Il n’y a pas, dans ce qui reste d’Eudox, de dualisme, de haine du corps, de déconsidération de la chair, ni de célébration de la pulsion de mort. Autrement dit il, n’y a pas de schizophrénie platonicienne. Sa grande thèse est que « la forme est immanente au monde sensible ». Il faut donc aller chercher la forme dans la matière et non dans les idées. C’est une idée qui se retrouvera chez Aristote. Le réel est restauré dans ses prérogatives.

Quatre thèses sont développées pour décrire l’hédonisme d’Eudox :

  • le plaisir est un bien car tous les êtres raisonnables ou non tendent vers lui ;
  • la peine et la souffrance sont des repoussoirs pour tous ;
  • le plaisir est une fin en soi et n’a pas besoin d’un objet associé pour aller vers lui. Nul besoin de chercher dans le plaisir de philosopher le «philosopher», l’important est de chercher de d’obtenir le plaisir, peu importe les moyens ;
  • le plaisir quand il est ajouté à une activité juste ou tempérante rend plus désirable ce bien. Quand on fait le bien et que l’on en tire du plaisir, cela valorise davantage encore le bien que l’on fait.

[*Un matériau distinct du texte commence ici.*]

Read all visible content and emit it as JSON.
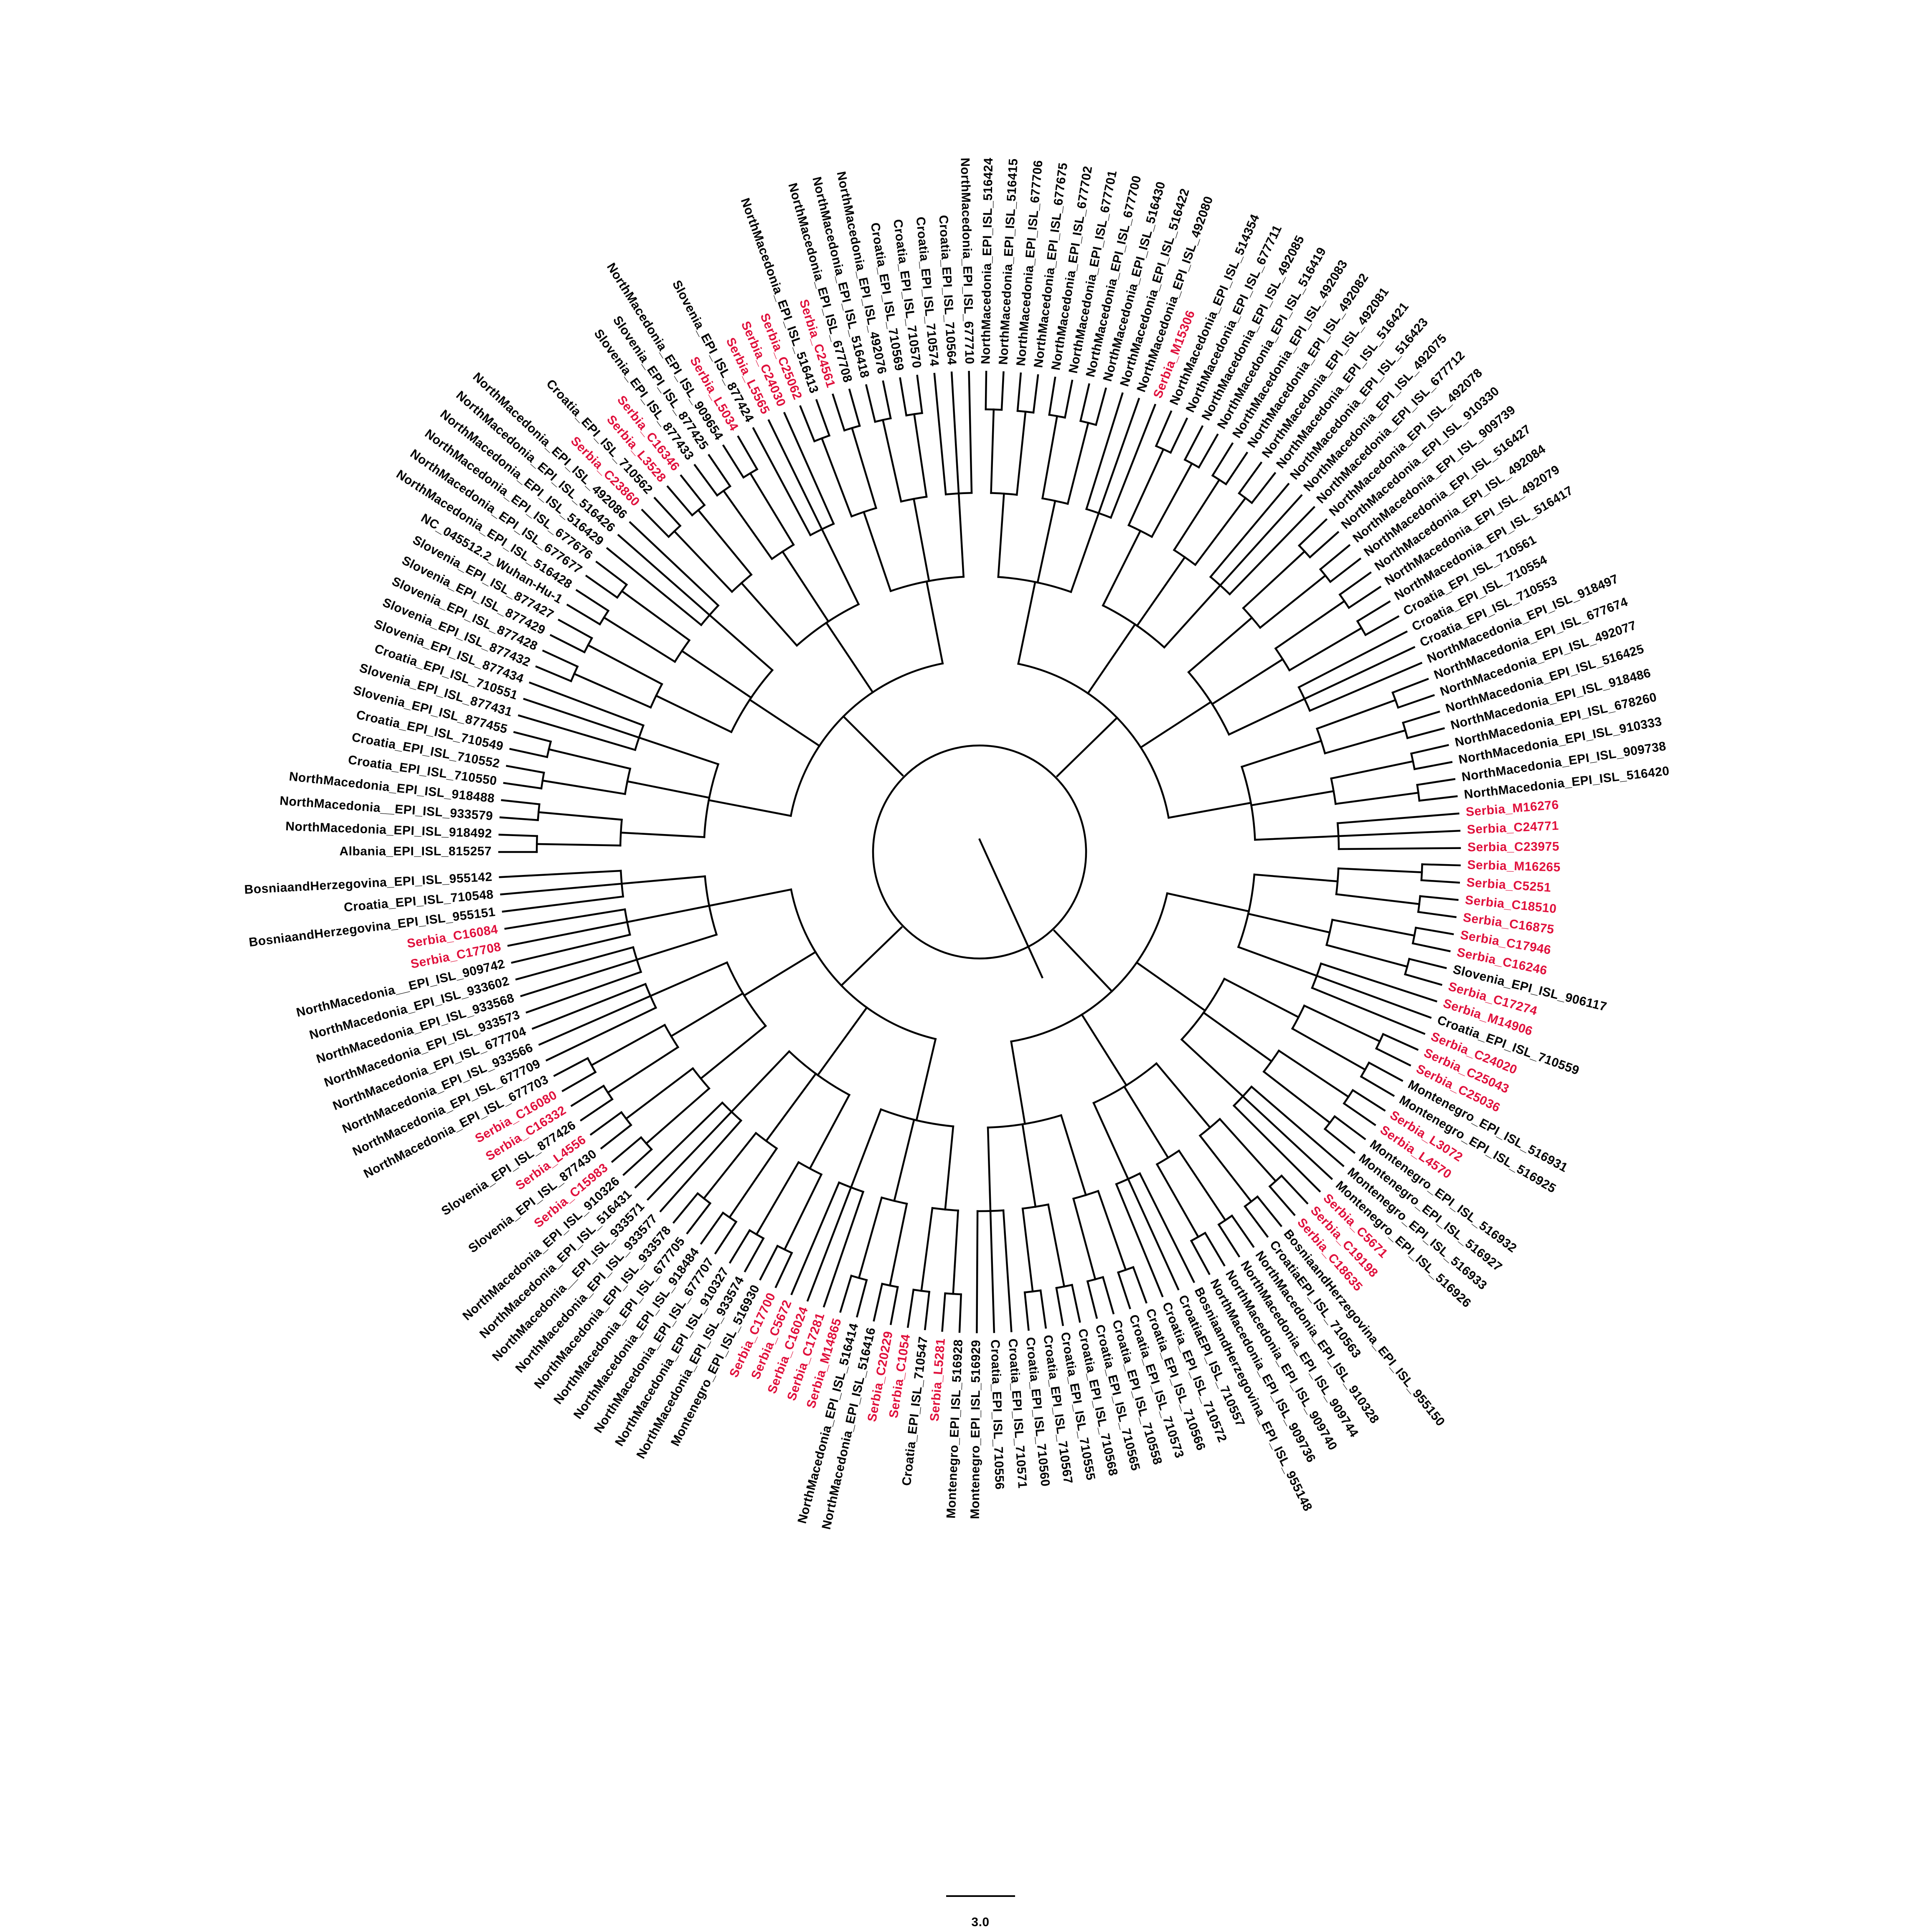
{
  "figure": {
    "type": "circular-phylogenetic-tree",
    "highlight_rule": "labels beginning with Serbia_ are drawn in the highlight color",
    "colors": {
      "default_label": "#000000",
      "highlight_label": "#e0103c",
      "branch": "#000000"
    },
    "scale_bar": {
      "label": "3.0"
    },
    "leaves": [
      "Albania_EPI_ISL_815257",
      "NorthMacedonia_EPI_ISL_918492",
      "NorthMacedonia__EPI_ISL_933579",
      "NorthMacedonia_EPI_ISL_918488",
      "Croatia_EPI_ISL_710550",
      "Croatia_EPI_ISL_710552",
      "Croatia_EPI_ISL_710549",
      "Slovenia_EPI_ISL_877455",
      "Slovenia_EPI_ISL_877431",
      "Croatia_EPI_ISL_710551",
      "Slovenia_EPI_ISL_877434",
      "Slovenia_EPI_ISL_877432",
      "Slovenia_EPI_ISL_877428",
      "Slovenia_EPI_ISL_877429",
      "Slovenia_EPI_ISL_877427",
      "NC_045512.2_Wuhan-Hu-1",
      "NorthMacedonia_EPI_ISL_516428",
      "NorthMacedonia_EPI_ISL_677677",
      "NorthMacedonia_EPI_ISL_677676",
      "NorthMacedonia_EPI_ISL_516429",
      "NorthMacedonia_EPI_ISL_516426",
      "NorthMacedonia_EPI_ISL_492086",
      "Serbia_C23860",
      "Croatia_EPI_ISL_710562",
      "Serbia_L3528",
      "Serbia_C16346",
      "Slovenia_EPI_ISL_877433",
      "Slovenia_EPI_ISL_877425",
      "NorthMacedonia_EPI_ISL_909654",
      "Serbia_L5034",
      "Slovenia_EPI_ISL_877424",
      "Serbia_L5565",
      "Serbia_C24030",
      "Serbia_C25062",
      "NorthMacedonia_EPI_ISL_516413",
      "Serbia_C24561",
      "NorthMacedonia_EPI_ISL_677708",
      "NorthMacedonia_EPI_ISL_516418",
      "NorthMacedonia_EPI_ISL_492076",
      "Croatia_EPI_ISL_710569",
      "Croatia_EPI_ISL_710570",
      "Croatia_EPI_ISL_710574",
      "Croatia_EPI_ISL_710564",
      "NorthMacedonia_EPI_ISL_677710",
      "NorthMacedonia_EPI_ISL_516424",
      "NorthMacedonia_EPI_ISL_516415",
      "NorthMacedonia_EPI_ISL_677706",
      "NorthMacedonia_EPI_ISL_677675",
      "NorthMacedonia_EPI_ISL_677702",
      "NorthMacedonia_EPI_ISL_677701",
      "NorthMacedonia_EPI_ISL_677700",
      "NorthMacedonia_EPI_ISL_516430",
      "NorthMacedonia_EPI_ISL_516422",
      "NorthMacedonia_EPI_ISL_492080",
      "Serbia_M15306",
      "NorthMacedonia_EPI_ISL_514354",
      "NorthMacedonia_EPI_ISL_677711",
      "NorthMacedonia_EPI_ISL_492085",
      "NorthMacedonia_EPI_ISL_516419",
      "NorthMacedonia_EPI_ISL_492083",
      "NorthMacedonia_EPI_ISL_492082",
      "NorthMacedonia_EPI_ISL_492081",
      "NorthMacedonia_EPI_ISL_516421",
      "NorthMacedonia_EPI_ISL_516423",
      "NorthMacedonia_EPI_ISL_492075",
      "NorthMacedonia_EPI_ISL_677712",
      "NorthMacedonia_EPI_ISL_492078",
      "NorthMacedonia_EPI_ISL_910330",
      "NorthMacedonia_EPI_ISL_909739",
      "NorthMacedonia_EPI_ISL_516427",
      "NorthMacedonia_EPI_ISL_492084",
      "NorthMacedonia_EPI_ISL_492079",
      "NorthMacedonia_EPI_ISL_516417",
      "Croatia_EPI_ISL_710561",
      "Croatia_EPI_ISL_710554",
      "Croatia_EPI_ISL_710553",
      "NorthMacedonia_EPI_ISL_918497",
      "NorthMacedonia_EPI_ISL_677674",
      "NorthMacedonia_EPI_ISL_492077",
      "NorthMacedonia_EPI_ISL_516425",
      "NorthMacedonia_EPI_ISL_918486",
      "NorthMacedonia_EPI_ISL_678260",
      "NorthMacedonia_EPI_ISL_910333",
      "NorthMacedonia_EPI_ISL_909738",
      "NorthMacedonia_EPI_ISL_516420",
      "Serbia_M16276",
      "Serbia_C24771",
      "Serbia_C23975",
      "Serbia_M16265",
      "Serbia_C5251",
      "Serbia_C18510",
      "Serbia_C16875",
      "Serbia_C17946",
      "Serbia_C16246",
      "Slovenia_EPI_ISL_906117",
      "Serbia_C17274",
      "Serbia_M14906",
      "Croatia_EPI_ISL_710559",
      "Serbia_C24020",
      "Serbia_C25043",
      "Serbia_C25036",
      "Montenegro_EPI_ISL_516931",
      "Montenegro_EPI_ISL_516925",
      "Serbia_L3072",
      "Serbia_L4570",
      "Montenegro_EPI_ISL_516932",
      "Montenegro_EPI_ISL_516927",
      "Montenegro_EPI_ISL_516933",
      "Montenegro_EPI_ISL_516926",
      "Serbia_C5671",
      "Serbia_C19198",
      "Serbia_C18635",
      "BosniaandHerzegovina_EPI_ISL_955150",
      "CroatiaEPI_ISL_710563",
      "NorthMacedonia_EPI_ISL_910328",
      "NorthMacedonia_EPI_ISL_909744",
      "NorthMacedonia_EPI_ISL_909740",
      "NorthMacedonia_EPI_ISL_909736",
      "BosniaandHerzegovina_EPI_ISL_955148",
      "CroatiaEPI_ISL_710557",
      "Croatia_EPI_ISL_710572",
      "Croatia_EPI_ISL_710566",
      "Croatia_EPI_ISL_710573",
      "Croatia_EPI_ISL_710558",
      "Croatia_EPI_ISL_710565",
      "Croatia_EPI_ISL_710568",
      "Croatia_EPI_ISL_710555",
      "Croatia_EPI_ISL_710567",
      "Croatia_EPI_ISL_710560",
      "Croatia_EPI_ISL_710571",
      "Croatia_EPI_ISL_710556",
      "Montenegro_EPI_ISL_516929",
      "Montenegro_EPI_ISL_516928",
      "Serbia_L5281",
      "Croatia_EPI_ISL_710547",
      "Serbia_C1054",
      "Serbia_C20229",
      "NorthMacedonia_EPI_ISL_516416",
      "NorthMacedonia_EPI_ISL_516414",
      "Serbia_M14865",
      "Serbia_C17281",
      "Serbia_C16024",
      "Serbia_C5672",
      "Serbia_C17700",
      "Montenegro_EPI_ISL_516930",
      "NorthMacedonia_EPI_ISL_933574",
      "NorthMacedonia_EPI_ISL_910327",
      "NorthMacedonia_EPI_ISL_677707",
      "NorthMacedonia_EPI_ISL_918484",
      "NorthMacedonia_EPI_ISL_677705",
      "NorthMacedonia_EPI_ISL_933578",
      "NorthMacedonia_EPI_ISL_933577",
      "NorthMacedonia__EPI_ISL_933571",
      "NorthMacedonia_EPI_ISL_516431",
      "NorthMacedonia_EPI_ISL_910326",
      "Serbia_C15983",
      "Slovenia_EPI_ISL_877430",
      "Serbia_L4556",
      "Slovenia_EPI_ISL_877426",
      "Serbia_C16332",
      "Serbia_C16080",
      "NorthMacedonia_EPI_ISL_677703",
      "NorthMacedonia_EPI_ISL_677709",
      "NorthMacedonia_EPI_ISL_933566",
      "NorthMacedonia_EPI_ISL_677704",
      "NorthMacedonia_EPI_ISL_933573",
      "NorthMacedonia_EPI_ISL_933568",
      "NorthMacedonia_EPI_ISL_933602",
      "NorthMacedonia__EPI_ISL_909742",
      "Serbia_C17708",
      "Serbia_C16084",
      "BosniaandHerzegovina_EPI_ISL_955151",
      "Croatia_EPI_ISL_710548",
      "BosniaandHerzegovina_EPI_ISL_955142"
    ]
  }
}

En résumé, le plaisir est un bien. On aurait pu attendre une définition et une caractérisation du plaisir. On n’en saura pas plus de la part d’Eudox. Aristote se distingue d’Eudox : le plaisir n’est pas une fin en soi. Il n’est positif que s’il est associé à une activité positive. Le plaisir de nuire ne peut être un plaisir, le plaisir de philosopher oui. On n’est plus dans une logique platonicienne qui condamne le plaisir parce qu’il est plaisir mais dans une logique éthique et morale qui ne condamne pas le plaisir en soit mais qui le juge en fonction de son origine. Eudox et Aristote sont toutefois relativement proches dans leurs conceptions du plaisir.

Les présocratiques

Prodicos de Céos (460 – 399 av Jésus-Christ. )

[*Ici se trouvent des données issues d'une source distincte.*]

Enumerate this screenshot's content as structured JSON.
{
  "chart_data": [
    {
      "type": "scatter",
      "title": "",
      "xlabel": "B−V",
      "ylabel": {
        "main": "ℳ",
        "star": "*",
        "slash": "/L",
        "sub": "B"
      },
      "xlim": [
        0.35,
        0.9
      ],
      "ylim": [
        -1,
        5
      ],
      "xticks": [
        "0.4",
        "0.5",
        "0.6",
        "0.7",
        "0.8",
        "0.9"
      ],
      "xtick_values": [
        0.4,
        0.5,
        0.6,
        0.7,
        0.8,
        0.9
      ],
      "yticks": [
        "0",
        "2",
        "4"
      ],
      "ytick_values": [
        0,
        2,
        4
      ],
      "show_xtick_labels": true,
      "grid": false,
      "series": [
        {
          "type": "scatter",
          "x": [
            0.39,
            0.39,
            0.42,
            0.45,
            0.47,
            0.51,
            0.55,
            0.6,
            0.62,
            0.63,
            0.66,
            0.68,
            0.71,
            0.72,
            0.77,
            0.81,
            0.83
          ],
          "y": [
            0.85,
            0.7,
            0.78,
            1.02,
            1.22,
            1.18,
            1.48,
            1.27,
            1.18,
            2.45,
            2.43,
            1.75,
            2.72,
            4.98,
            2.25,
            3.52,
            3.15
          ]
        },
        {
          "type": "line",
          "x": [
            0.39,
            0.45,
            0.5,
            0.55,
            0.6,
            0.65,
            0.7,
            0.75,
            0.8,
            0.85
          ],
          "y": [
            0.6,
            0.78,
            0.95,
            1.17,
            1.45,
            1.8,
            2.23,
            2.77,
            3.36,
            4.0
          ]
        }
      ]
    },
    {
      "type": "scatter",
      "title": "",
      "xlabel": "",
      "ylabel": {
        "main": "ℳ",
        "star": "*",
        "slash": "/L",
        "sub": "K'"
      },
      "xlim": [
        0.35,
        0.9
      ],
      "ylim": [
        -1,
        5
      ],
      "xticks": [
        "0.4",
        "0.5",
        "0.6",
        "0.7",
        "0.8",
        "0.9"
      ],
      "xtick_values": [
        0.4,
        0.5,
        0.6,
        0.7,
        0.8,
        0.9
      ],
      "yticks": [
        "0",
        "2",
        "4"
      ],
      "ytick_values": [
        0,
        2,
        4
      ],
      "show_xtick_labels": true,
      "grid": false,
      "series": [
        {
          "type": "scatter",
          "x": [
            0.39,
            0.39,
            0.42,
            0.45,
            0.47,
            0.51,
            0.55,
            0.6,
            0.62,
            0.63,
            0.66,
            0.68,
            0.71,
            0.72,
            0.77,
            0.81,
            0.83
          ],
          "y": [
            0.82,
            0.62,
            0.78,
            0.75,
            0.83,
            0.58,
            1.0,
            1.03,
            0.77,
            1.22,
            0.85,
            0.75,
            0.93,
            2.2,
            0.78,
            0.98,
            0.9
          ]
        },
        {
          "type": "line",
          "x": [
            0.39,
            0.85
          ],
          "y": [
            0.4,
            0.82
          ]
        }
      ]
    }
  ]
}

Prodicos est un sophiste. Il est présenté comme un homme à la voix grave, presque inaudible et au débit de paroles singulier. Quatre moments de la vie de Prodicos sont susceptibles d’en faire un hédoniste :

  • Il enseigne dans un réduit prêté par un ami, enveloppé de couvertures et de fourrures. Cette posture est peu ascétique et traduit une certaine mollesse. Il ne cachait pas son goût pour l’argent et pour les facilités qu’il permet ;
  • Philostrate indique dans «la vie des Sophistes» que Prodicos s’adonnait aux plaisirs ;
  • Prodicos s’interrogeait sur l’adéquation entre le signifiant et le signifié. Une réflexion de Prodocos nous est rapportée sur la question du plaisir, de la joie, du bien-être, de la volupté et de la délectation ;
  • La Souda, ensemble de textes concernant l’antiquité, indique que Prodicos est mort à Athènes condamné à boire la ciguë pour avoir corrompu la jeunesse.

Prodicos a laissé un texte appelé «Le choix d’Eracles» qui lui donne une réputation d’ascétisme. Ce texte est perdu et seulement connu par l’intermédiaire de Xenophon, lui même platonicien. Il nous dit que ce texte illustre le principe du Y correspondant au choix entre la vie de plaisir et la vie d’effort.